Kompletnie zatracam się w moim rozbitym na 10000000000000 kawałeczków sercu.... Na moich myślach...
Nagle przestałam myśleć, bo mocno przywaliłam w drzewo. Na szczęście nie głową. Po prostu pozdzierałam sobie ręce...
Syknęłam z bólu.
Niby nic takiego, ale nie miałam już siły.
Siadłam pod drzewem, dzięki któremu udało zapomnieć mi się na parę ułamków sekundy o moim zerwaniu z Diego. Czemu? Przez to szczypanie rąk po zetknięciu z korą.
Jednak teraz znowu wszystko pamiętałam.
Chciałabym znowu przywalić w coś, żeby choć na chwilkę zapomnieć...
MASAKRA! O czym ja myślę?
Schowałam twarz w dłonie i zaczęłam znowu płakać...

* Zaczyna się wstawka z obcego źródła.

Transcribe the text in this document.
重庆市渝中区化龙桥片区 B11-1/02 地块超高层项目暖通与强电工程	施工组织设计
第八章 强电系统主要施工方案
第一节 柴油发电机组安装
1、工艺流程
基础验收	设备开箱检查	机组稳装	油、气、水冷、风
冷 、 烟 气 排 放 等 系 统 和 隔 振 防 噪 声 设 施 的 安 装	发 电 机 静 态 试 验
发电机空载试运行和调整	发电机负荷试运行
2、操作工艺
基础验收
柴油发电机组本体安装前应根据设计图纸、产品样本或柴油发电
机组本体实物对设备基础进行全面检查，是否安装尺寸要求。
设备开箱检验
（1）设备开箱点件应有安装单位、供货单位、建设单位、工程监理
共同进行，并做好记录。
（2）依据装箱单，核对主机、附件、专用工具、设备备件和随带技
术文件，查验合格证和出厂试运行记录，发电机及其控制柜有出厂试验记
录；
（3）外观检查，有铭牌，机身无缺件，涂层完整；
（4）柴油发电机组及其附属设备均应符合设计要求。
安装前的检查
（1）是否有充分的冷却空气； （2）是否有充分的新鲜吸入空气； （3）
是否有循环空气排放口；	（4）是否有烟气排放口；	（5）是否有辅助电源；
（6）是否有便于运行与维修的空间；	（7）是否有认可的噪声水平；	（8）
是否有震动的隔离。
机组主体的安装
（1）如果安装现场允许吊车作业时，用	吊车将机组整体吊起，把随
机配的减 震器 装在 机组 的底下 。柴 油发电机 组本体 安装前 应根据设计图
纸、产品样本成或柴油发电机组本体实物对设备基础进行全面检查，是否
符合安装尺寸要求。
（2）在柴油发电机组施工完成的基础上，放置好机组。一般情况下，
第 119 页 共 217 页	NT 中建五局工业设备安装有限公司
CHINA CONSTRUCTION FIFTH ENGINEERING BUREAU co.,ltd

Nagle poczułam czyjąś dłoń na ramieniu.
Przez myśl wpadło mi, że to Diego, ale nie musiałam nawet się odwracać.
Ten ktoś nie pachniał jak on... Przez moje ciało nie przechodziły przyjemne ciarki. Bynajmniej do póki nie skapnęłam się, iż to nie on...
Spojrzałam na właściciela ręki.
Stał za mną jakiś przystojny, wysoki blondyn. Był mniej więcej w moim wieku.
- Czy coś ci się stało?- zapytał troskliwym głosem.
- Nie.- wydusiłam z siebie, ale po chwili znowu szlochałam.
- W takim razie dlaczego taka dziewczyna jak ty płacze?
- Bo właśnie się rozstała z najważniejszą osobą w jej życiu.- wydukałam trzymając głowę między kolanami.
- Na pewno ten dupek nie jest ciebie wart.
- Albo ja nie jestem warta go...- znowu ryczałam jak mała dziewczynka.
- Odprowadzę cię do domu, co?
- NIE!- wydarłam się.- Przepraszam ty jesteś taki miły, a ja... tak się zachowuje... wybacz.
- Rozumiem.- wstał.- Rozstania bolą.
- Nawet nie wiesz jak bardzo.
- Jestem Nataniel.- chłopak podał mi rękę.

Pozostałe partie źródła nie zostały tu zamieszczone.